Palate: Medium-bodied and oily— on the fuller side really; citrusy fruits and fresh crushed sugar cane; lime and cane juice, lemon peel candies, peppercorns, wood shavings; herbal undercurrents that the wife called pho spice bag; touch of a chalky mineral bite at the end.

Finish: Medium-length with drying oak, herbal spice, and citrusy candy.

Score: 6-7 (80)

Narrative & Notes: This bright young Dailuaine was youthful and spirited, with big fruity flavors and herbal undercurrents linking the palate and aroma. Occasionally a touch peppery, the whisky was generally well-balanced and refined considering the age— I would have thought it was a bit older.  The cask influence felt relatively restrained, allowing a lot of the wonderful malt to shine. Overall, a lovely whisky with a good bright quality, perhaps a touch woody for my taste at times; I bet this would be perfect in a highball.

I was not a fan of the label and generally found that the Voodoo series had some of the weakest and oddest branding. Some of the others were excellent, but this series was odd enough that I would probably skip it on that basis.


Whisky Details: Benrinnes 12 Year, First Fill Tawny Port Barrique 54.1%, Brave New Spirits “Whisky of Voodoo” Batch 2

Nose: Mulled apple cider with big orchard fruits and spices, tart blackberries which occasionally drifted toward new Sharpie marker, a touch of leather and earth as if there was a bit of sulfur to the cask, musty grape skins, and leaves, vigorous and spirited.

Palate: Medium-bodied and oily— glassy almost, blackberry mojitos with tart fruit and crisp citrus, more apple cider and leather further in, malty sugars with berry cobblers and pastries; herbal undertones with tea and mint; pepper and youthful spirit toward the end.

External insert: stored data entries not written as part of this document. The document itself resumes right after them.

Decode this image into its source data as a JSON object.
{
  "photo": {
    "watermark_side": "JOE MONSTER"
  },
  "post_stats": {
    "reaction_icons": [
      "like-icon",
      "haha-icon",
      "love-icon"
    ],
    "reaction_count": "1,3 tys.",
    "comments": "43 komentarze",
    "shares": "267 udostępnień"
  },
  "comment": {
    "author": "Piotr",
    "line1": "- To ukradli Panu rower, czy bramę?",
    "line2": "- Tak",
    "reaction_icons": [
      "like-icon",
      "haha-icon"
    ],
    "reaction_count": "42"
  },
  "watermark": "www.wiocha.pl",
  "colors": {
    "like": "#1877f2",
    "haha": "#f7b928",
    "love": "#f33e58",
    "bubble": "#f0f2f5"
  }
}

Finish: Medium to long with berries, earth, and musty herbs.

Score: 6 (78)

Mental Image: Cocktail Hour at the Cider Mill

Narrative & Notes: Youthful and spirited— a touch less refined than the Dailuaine of the same series, the cask played a central role with the young Benrinnes.  Big orchard fruits dominated with some underlying herbal and pastry characteristics— all familiar aspects of the Benrinnes malt, no matter the era in my experience. The youth of this malt came through in a more aggressive manner than the Dailuaine. I did not notice it as much the night of the tasting, but it was hard to miss when I revisited the whisky a little over a week later.  The flavors were still nice, and like a couple of the Brave New Spirits bottles, I expect it would really shine in the right cocktail, or, in this case, simply on ice.


Whisky Details: Strathmill 10 Year, Bourbon Barrels 46%, Brave New Spirits “The Game”

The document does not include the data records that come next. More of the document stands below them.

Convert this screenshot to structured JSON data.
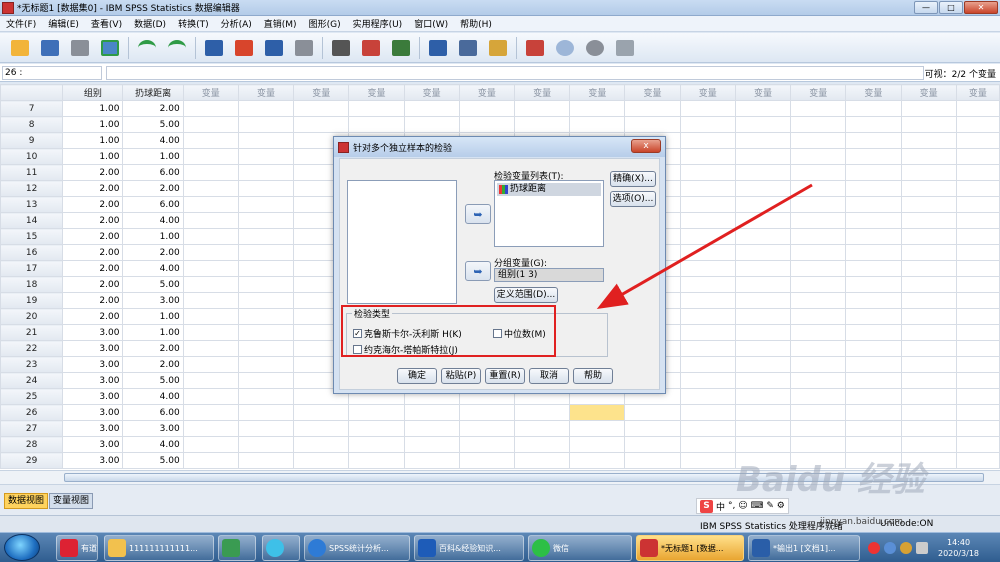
{
  "window": {
    "title": "*无标题1 [数据集0] - IBM SPSS Statistics 数据编辑器",
    "minimize": "—",
    "maximize": "□",
    "close": "✕"
  },
  "menu": [
    "文件(F)",
    "编辑(E)",
    "查看(V)",
    "数据(D)",
    "转换(T)",
    "分析(A)",
    "直销(M)",
    "图形(G)",
    "实用程序(U)",
    "窗口(W)",
    "帮助(H)"
  ],
  "toolbar_icons": [
    "open-folder-icon",
    "save-icon",
    "print-icon",
    "dialog-recall-icon",
    "undo-icon",
    "redo-icon",
    "goto-case-icon",
    "goto-variable-icon",
    "variables-icon",
    "split-icon",
    "find-icon",
    "insert-cases-icon",
    "insert-variable-icon",
    "split-file-icon",
    "weight-cases-icon",
    "select-cases-icon",
    "value-labels-icon",
    "use-sets-icon",
    "show-all-icon",
    "spell-check-icon"
  ],
  "cellbar": {
    "ref": "26 :",
    "visible": "可视：2/2 个变量"
  },
  "grid": {
    "headers": [
      "组别",
      "扔球距离",
      "变量",
      "变量",
      "变量",
      "变量",
      "变量",
      "变量",
      "变量",
      "变量",
      "变量",
      "变量",
      "变量",
      "变量",
      "变量",
      "变量",
      "变量"
    ],
    "rows": [
      [
        "7",
        "1.00",
        "2.00"
      ],
      [
        "8",
        "1.00",
        "5.00"
      ],
      [
        "9",
        "1.00",
        "4.00"
      ],
      [
        "10",
        "1.00",
        "1.00"
      ],
      [
        "11",
        "2.00",
        "6.00"
      ],
      [
        "12",
        "2.00",
        "2.00"
      ],
      [
        "13",
        "2.00",
        "6.00"
      ],
      [
        "14",
        "2.00",
        "4.00"
      ],
      [
        "15",
        "2.00",
        "1.00"
      ],
      [
        "16",
        "2.00",
        "2.00"
      ],
      [
        "17",
        "2.00",
        "4.00"
      ],
      [
        "18",
        "2.00",
        "5.00"
      ],
      [
        "19",
        "2.00",
        "3.00"
      ],
      [
        "20",
        "2.00",
        "1.00"
      ],
      [
        "21",
        "3.00",
        "1.00"
      ],
      [
        "22",
        "3.00",
        "2.00"
      ],
      [
        "23",
        "3.00",
        "2.00"
      ],
      [
        "24",
        "3.00",
        "5.00"
      ],
      [
        "25",
        "3.00",
        "4.00"
      ],
      [
        "26",
        "3.00",
        "6.00"
      ],
      [
        "27",
        "3.00",
        "3.00"
      ],
      [
        "28",
        "3.00",
        "4.00"
      ],
      [
        "29",
        "3.00",
        "5.00"
      ]
    ]
  },
  "view_tabs": {
    "data": "数据视图",
    "variable": "变量视图"
  },
  "status": {
    "ready": "IBM SPSS Statistics 处理程序就绪",
    "unicode": "Unicode:ON"
  },
  "ime": {
    "logo": "S",
    "lang": "中",
    "icons": "°, ☺ ⌨ ✎ ⚙"
  },
  "watermark": {
    "text": "Baidu 经验",
    "sub": "jingyan.baidu.com"
  },
  "dialog": {
    "title": "针对多个独立样本的检验",
    "close": "x",
    "test_list_label": "检验变量列表(T):",
    "test_var": "扔球距离",
    "group_label": "分组变量(G):",
    "group_value": "组别(1 3)",
    "define_range": "定义范围(D)...",
    "exact": "精确(X)...",
    "options": "选项(O)...",
    "test_type": "检验类型",
    "kw": "克鲁斯卡尔-沃利斯 H(K)",
    "kw_checked": "✓",
    "median": "中位数(M)",
    "jt": "约克海尔-塔帕斯特拉(J)",
    "ok": "确定",
    "paste": "粘贴(P)",
    "reset": "重置(R)",
    "cancel": "取消",
    "help": "帮助",
    "arrow": "➥"
  },
  "taskbar": {
    "items": [
      "有道",
      "111111111111...",
      "",
      "",
      "SPSS统计分析...",
      "百科&经验知识...",
      "微信",
      "*无标题1 [数据...",
      "*输出1 [文档1]..."
    ],
    "time": "14:40",
    "date": "2020/3/18"
  },
  "colors": {
    "highlight_cell": "#fde38c",
    "annotation_red": "#e02020",
    "active_tab": "#ffd35e"
  }
}
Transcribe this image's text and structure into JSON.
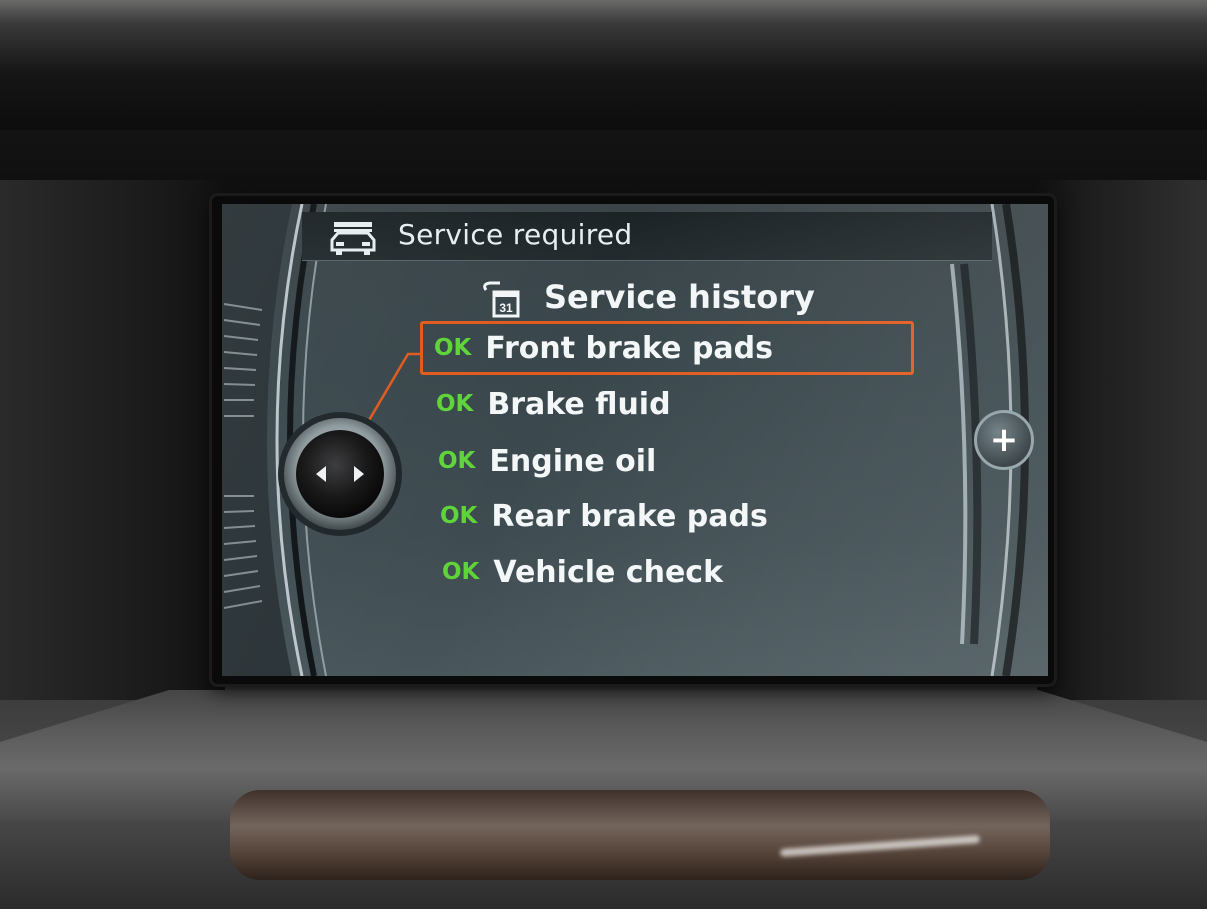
{
  "header": {
    "title": "Service required",
    "title_icon": "car-service-icon"
  },
  "history": {
    "label": "Service history",
    "icon": "calendar-service-icon",
    "calendar_day": "31"
  },
  "items": [
    {
      "status": "OK",
      "label": "Front brake pads",
      "selected": true
    },
    {
      "status": "OK",
      "label": "Brake fluid",
      "selected": false
    },
    {
      "status": "OK",
      "label": "Engine oil",
      "selected": false
    },
    {
      "status": "OK",
      "label": "Rear brake pads",
      "selected": false
    },
    {
      "status": "OK",
      "label": "Vehicle check",
      "selected": false
    }
  ],
  "controls": {
    "plus_label": "+",
    "controller_icon": "idrive-controller-icon"
  },
  "colors": {
    "ok": "#5fd43a",
    "highlight": "#e25a1c",
    "text": "#f4f7f8"
  }
}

Nose: Creamy and fruity with green apples and lemon zest, a touch of varnish and walnut oil, brown sugar and malty dry pastries, youthful and spirited

Palate: Light-bodied but still creamy and oily at times, orchard fruits and vanilla, cream with a touch of citrus and torched brown sugar, peppercorns and lemon seeds toward the end before icing sugar arrived for a sweeter finale.

Finish: Medium-length with creamy sugars, spiced apple pie filling, and a touch of pepper.

Score: 5 (76)

Mental Image: Cider Mill Bake Sale

Narrative & Notes: Pleasant for sipping, but surely better in a cocktail. I really liked the bottle shape for this whisky— though I know I just complained in another review about the eclectic nature of the glassware and labels, I did like this bottle format.  However, I wish the label named the distillery and included more detail about the whisky; I have no idea if the bottles in this series are supposed to be secret or not— but our guide for the evening described it as Strathmill.

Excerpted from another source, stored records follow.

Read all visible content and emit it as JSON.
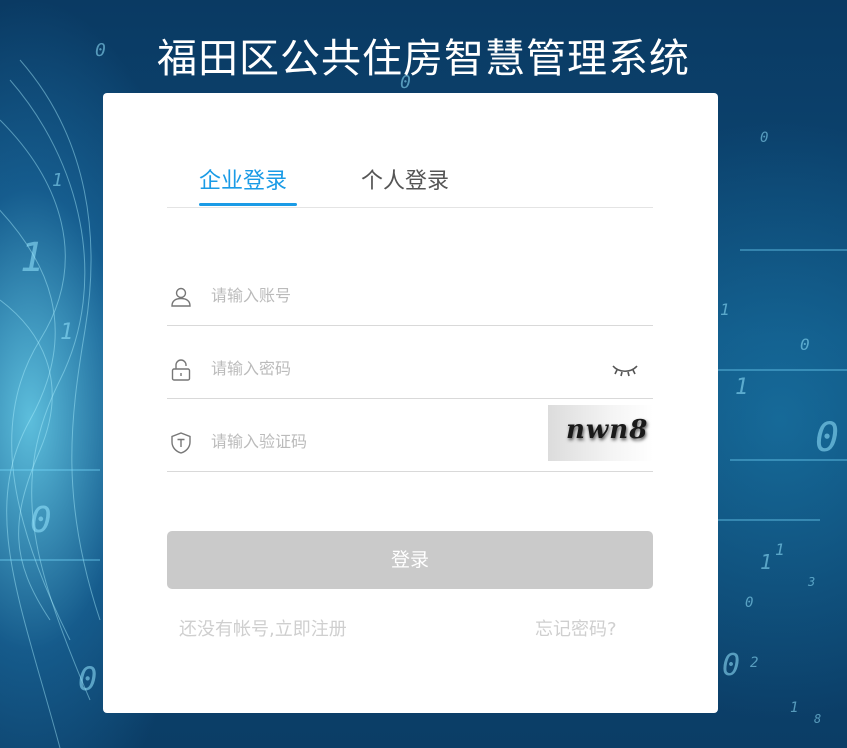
{
  "app": {
    "title": "福田区公共住房智慧管理系统"
  },
  "login": {
    "tabs": [
      {
        "label": "企业登录",
        "active": true
      },
      {
        "label": "个人登录",
        "active": false
      }
    ],
    "fields": {
      "account_placeholder": "请输入账号",
      "password_placeholder": "请输入密码",
      "captcha_placeholder": "请输入验证码"
    },
    "captcha_text": "nwn8",
    "submit_label": "登录",
    "register_link": "还没有帐号,立即注册",
    "forgot_link": "忘记密码?"
  },
  "icons": {
    "account": "user-icon",
    "password": "lock-icon",
    "captcha": "shield-icon",
    "toggle": "eye-closed-icon"
  },
  "colors": {
    "accent": "#1a9be6",
    "button_disabled": "#cacaca",
    "link": "#cfcfcf"
  },
  "background_digits": [
    "0",
    "1",
    "0",
    "1",
    "0",
    "1",
    "0",
    "1",
    "0",
    "0",
    "1",
    "0",
    "1",
    "0",
    "1",
    "2",
    "3",
    "8",
    "0",
    "1"
  ]
}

Generally a fine young malt with plenty of sweeter high notes and orchard fruits.  While the aroma had no place to hide some of the youthful spirit and its prickly nature, the palate was tamer with only a hint of those sharper edges and youthful attitude toward the end.  The finish was pleasantly long with a mild creaminess lingering among spiced chopped apples and honey.